Concerning a little-known offshoot of Apple Computer, the new documentary General Magic chronicles the rise and fall of the same named company which, in the late-1980s and early-1990s, was on the cutting edge of new technologies which are now commonplace 30 years onward.
Co-directed by Sarah Kerruish and Matt Maude, General Magic explores the personalities and machinations in the Silicon Valley company General Magic which, for all intents and purposes, developed what we now know as smartphones and tablets. Leading the way, General Magic’s CEO and co-founder, Marc Porat, envisioned a world where people of all walks would be interconnected by portable devices.
“He really did see the future and imagine all of the products that we use today,” said Kerruish, who compared Porat’s notes and designs in a red-covered notebook to those of Leonardo Da Vinci. “It’s all there in the books: icons in incredible detail. That’s what makes him stand apart as a visionary. Those convergences are extremely rare in terms of that brilliant vision. That crystal clear view of the future—no one could have predicted the internet.”
Maude added that, while Steve Jobs at Apple would not delegate responsibility to others, Porat assembled a dream team of staffers at General Magic and maximized their talents.
“Mark was much more of a visionary and relied on the technical expertise of [technology wizards) Andy Herzfeld and Bill Atkinson,” said Maude. “Mark predicted in 1989 [not only] what a smartphone would look like, but the entire functionality of what we have today. Engineers at General Magic were trying to create so much using a megabyte’s worth processor. You do need people like that who moved the goalposts so far in the future.”
Of note, Kerruish was part of the original film crew at General Magic documenting the work being done at the company in the 1990s. “They were trying to build the future,” she articulated. “They were super-bright and slightly weird. Andy Herzfeld [was] the conscience and the creator—the ultimate magician. Take these basic elements and create magic; he was the true embodiment.”
In structuring the documentary, when Maude first started working on the film, Kerruish conveyed that it was imperative to approach it as one would a fiction film. “You are looking for these characters who tell the hero’s journey,” Maude related, specifying that they approached Tony Fadell from Michigan, an eager General Magic fan at the company’s outset, who worked his way into becoming one of their key technologists.

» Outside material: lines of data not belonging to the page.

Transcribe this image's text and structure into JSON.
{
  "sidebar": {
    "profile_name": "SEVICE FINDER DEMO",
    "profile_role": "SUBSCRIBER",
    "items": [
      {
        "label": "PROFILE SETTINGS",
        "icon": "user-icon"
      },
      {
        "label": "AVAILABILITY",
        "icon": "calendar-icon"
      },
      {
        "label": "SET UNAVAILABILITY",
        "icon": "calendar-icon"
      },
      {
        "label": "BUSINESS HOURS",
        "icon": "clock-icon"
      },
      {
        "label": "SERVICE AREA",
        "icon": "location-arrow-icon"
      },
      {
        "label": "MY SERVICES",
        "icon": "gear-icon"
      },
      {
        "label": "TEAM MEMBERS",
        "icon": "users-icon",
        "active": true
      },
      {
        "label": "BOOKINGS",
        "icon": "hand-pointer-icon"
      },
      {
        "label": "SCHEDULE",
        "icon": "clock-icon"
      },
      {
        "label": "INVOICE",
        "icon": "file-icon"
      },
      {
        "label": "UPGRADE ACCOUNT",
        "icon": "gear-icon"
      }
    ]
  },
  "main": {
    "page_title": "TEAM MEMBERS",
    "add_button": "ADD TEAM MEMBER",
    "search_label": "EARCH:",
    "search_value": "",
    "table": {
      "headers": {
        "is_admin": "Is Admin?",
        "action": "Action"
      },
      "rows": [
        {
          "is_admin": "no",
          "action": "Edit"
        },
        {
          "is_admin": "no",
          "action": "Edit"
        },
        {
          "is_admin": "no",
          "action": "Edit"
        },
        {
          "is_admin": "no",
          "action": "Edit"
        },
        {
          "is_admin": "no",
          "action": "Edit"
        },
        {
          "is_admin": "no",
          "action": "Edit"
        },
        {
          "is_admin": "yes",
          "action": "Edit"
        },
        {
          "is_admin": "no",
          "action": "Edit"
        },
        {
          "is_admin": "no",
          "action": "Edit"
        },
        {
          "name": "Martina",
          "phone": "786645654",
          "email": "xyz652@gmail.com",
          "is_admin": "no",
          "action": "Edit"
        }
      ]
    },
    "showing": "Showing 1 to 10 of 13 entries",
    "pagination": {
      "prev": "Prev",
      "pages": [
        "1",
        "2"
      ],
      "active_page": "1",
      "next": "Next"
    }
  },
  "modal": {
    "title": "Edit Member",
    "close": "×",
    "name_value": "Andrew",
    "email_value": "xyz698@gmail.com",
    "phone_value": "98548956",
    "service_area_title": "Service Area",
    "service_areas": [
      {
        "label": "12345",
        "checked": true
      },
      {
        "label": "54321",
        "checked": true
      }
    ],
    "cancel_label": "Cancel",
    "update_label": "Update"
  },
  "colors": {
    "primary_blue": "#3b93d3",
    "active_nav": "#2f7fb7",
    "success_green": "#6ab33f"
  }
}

“We need to have a character who we can follow that journey through. We were fortunate when Tony sat down on a stool for an interview—the hope is that the audience relates to him because of his coming into this world. It was the second day of the shoot, with him telling us the story that we thought had happened.”
At one point, when the Magic Link, a precursor to the smartphone, is ready to be shipped to retailers, AT&T provided the phone network that the devices would run on. However, few in 1994 knew what the Magic Link could do, much less how they would use the device themselves. “There was so much good will and so much commitment to making it happen,” Kerruish stated. “This was the future. But they weren’t the ones to build it.”
Indeed, the Magic Link failed as a consumer product, despite a partnership with Sony to build the physical components of the device. “They tried to build a spaceship before they could build a car,” Maude said of General Magic’s approach to the Magic Link.
In a bold move, Kerruish and Maude were able to interview John Sculley for their project, a notorious figure in Silicon Valley for being Steve Jobs’ handpicked CEO for Apple in 1983 only to have Sculley turn on him, leading to Jobs’ ouster two years later. Moreover, Sculley had Apple develop a personal digital assistant, the Newton, simultaneous to General Magic creating the Magic Link.
“I think he was really at the will of the board,” Kerruish said in defense of Sculley. “He wasn’t actually malevolent and trying to damage General Magic. Greatness comes from people who are able to look at their failures and own them.”
Ultimately, the General Magic filmmakers point to a conflagration of hindrances as to why the company failed. Internally, despite Porat’s urgent need to ship the Magic Link only five years after he first conceived of it, several General Magic staffers knew that the consumer base was not ready for the product.
Additionally, the Magic Link was released to the public without the advent of the World Wide Web, which ironically became available in the United States and Europe only two years later. Lastly, though the General Magic team members were unqualified geniuses at technology, they were perhaps underserved in the areas of marketing and media relations.
In making the film, Kerruish struggled with her own particular view of failure insofar as it related to General Magic. Significantly, whereas Steve Jobs came into his own after he had been fired by Apple’s board, Porat fell off the grid and never came back after General Magic’s final demise in 2002. “A man’s grasp exceeds his reach,” she revealed.
“There’s something wonderfully romantic about the human capacity for imagining the future and trying to build it—many of them are doomed to fail. The story of the people who try to do this is so compelling and meaningful.”
With three years of collaboration, Kerruish and Maude finally premiered General Magic at the TriBeca Film Festival in New York City in 2018. After a summer 2019 run on the Showtime cable network, the film will be available digitally worldwide this October. Finally, General Magic will be released in theaters in the United Kingdom, the filmmakers’ home base, on October 16.